Magenta frowned ferociously at her, then lifted a leg and propped her running-shoe-clad foot on the back of Corvus's makeup chair. “Maybe you could put it around my foot and see if it works.”
“Take off your shoe and sock,” Opal said.
Magenta glared at her, then did it. Opal cleared a section of counter. “Sit here.” Magenta hopped up, and Opal took her foot—toenails neatly trimmed and coated in sparkling black polish, the long slender muscles and bones an elegance of form—between her hands. Opal went into overawareness, her body's eyes focused on her hands and Magenta's foot, her mind's self engaged with Flint's fireball in her study, consulting and interacting with it. “We want to protect someone who is not like we are,” she told it, and it sent out a thin, questing thread that eased along the lace of her veins, arteries, muscles, and nerves to her fingers and palms, to lie like a simmering sea of fire just under her skin.
“Okay,” she said, her voice tight, her attention split, “I'm going to start now. Tell me if it hurts and I'll try to reverse it. Ready?”
“I guess,” said Magenta. She scrunched up her face.
Opal stroked two fingers along the arch of Magenta's foot, spreading the smallest flush of fire along the skin. She glanced toward Magenta's face, looking for signs of pain.

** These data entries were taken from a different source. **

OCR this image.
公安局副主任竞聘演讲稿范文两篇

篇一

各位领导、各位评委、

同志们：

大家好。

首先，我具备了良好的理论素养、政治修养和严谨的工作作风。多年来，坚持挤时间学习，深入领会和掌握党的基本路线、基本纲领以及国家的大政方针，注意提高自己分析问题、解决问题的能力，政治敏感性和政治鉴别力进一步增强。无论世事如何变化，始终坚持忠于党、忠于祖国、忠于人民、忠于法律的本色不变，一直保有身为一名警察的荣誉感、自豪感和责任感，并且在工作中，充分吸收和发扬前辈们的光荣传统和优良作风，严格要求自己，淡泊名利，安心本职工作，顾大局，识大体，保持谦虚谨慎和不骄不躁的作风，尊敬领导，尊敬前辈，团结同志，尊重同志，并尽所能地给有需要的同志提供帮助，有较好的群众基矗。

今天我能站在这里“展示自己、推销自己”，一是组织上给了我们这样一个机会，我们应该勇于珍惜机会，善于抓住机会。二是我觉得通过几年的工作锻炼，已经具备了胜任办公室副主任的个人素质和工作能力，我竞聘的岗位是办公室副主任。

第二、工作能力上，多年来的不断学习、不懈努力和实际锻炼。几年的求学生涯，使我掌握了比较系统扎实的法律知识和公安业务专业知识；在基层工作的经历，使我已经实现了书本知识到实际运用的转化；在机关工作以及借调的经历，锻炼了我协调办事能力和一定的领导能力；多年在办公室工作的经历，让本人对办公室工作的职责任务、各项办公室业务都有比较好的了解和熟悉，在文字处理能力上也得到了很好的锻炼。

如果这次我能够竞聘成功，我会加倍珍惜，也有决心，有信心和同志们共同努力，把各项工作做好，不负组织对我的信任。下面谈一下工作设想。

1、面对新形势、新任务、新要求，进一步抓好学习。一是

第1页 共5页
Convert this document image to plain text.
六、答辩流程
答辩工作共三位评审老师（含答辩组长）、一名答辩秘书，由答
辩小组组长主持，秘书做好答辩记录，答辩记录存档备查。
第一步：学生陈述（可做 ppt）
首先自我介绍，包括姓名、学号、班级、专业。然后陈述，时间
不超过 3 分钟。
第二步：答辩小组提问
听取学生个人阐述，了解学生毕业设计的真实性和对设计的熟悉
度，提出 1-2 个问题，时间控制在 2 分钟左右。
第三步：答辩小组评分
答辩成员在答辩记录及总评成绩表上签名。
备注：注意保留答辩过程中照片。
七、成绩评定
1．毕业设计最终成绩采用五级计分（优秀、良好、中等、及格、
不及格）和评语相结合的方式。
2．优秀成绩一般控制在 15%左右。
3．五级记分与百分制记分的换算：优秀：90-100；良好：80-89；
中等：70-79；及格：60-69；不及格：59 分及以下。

“Oh,” Magenta said. “That's warm.”
“Does it burn?”
“No. Feels nice.”
“Okay, I'm going to be a little bolder.” She tapped into the stream of Flintfire lying under her skin and spread it over Magenta's foot in a sweep of her whole hand.
“Yikes!” said Magenta.
Opal looked at her, but she looked more surprised than pained. Opal waited for a more telling reaction.
“It's okay,” said Magenta.
Opal gloved her whole foot in shield, then let go. Magenta stared down at her foot, kicked it, flexed her toes. “It's a little warm, but other than that, I can't even tell anything's there. So now my foot's safe?”
“Safe as I can make it,” Opal said, “with what I know right now.”
“Do the rest of me?”
Opal sucked on her lower lip, then held out her hands. “Give me your foot again.”
Magenta held out her foot, and Opal grasped it, spoke to the fireball. “Send energy from me to her, slide along all her skin, and protect her from outside sorcery.”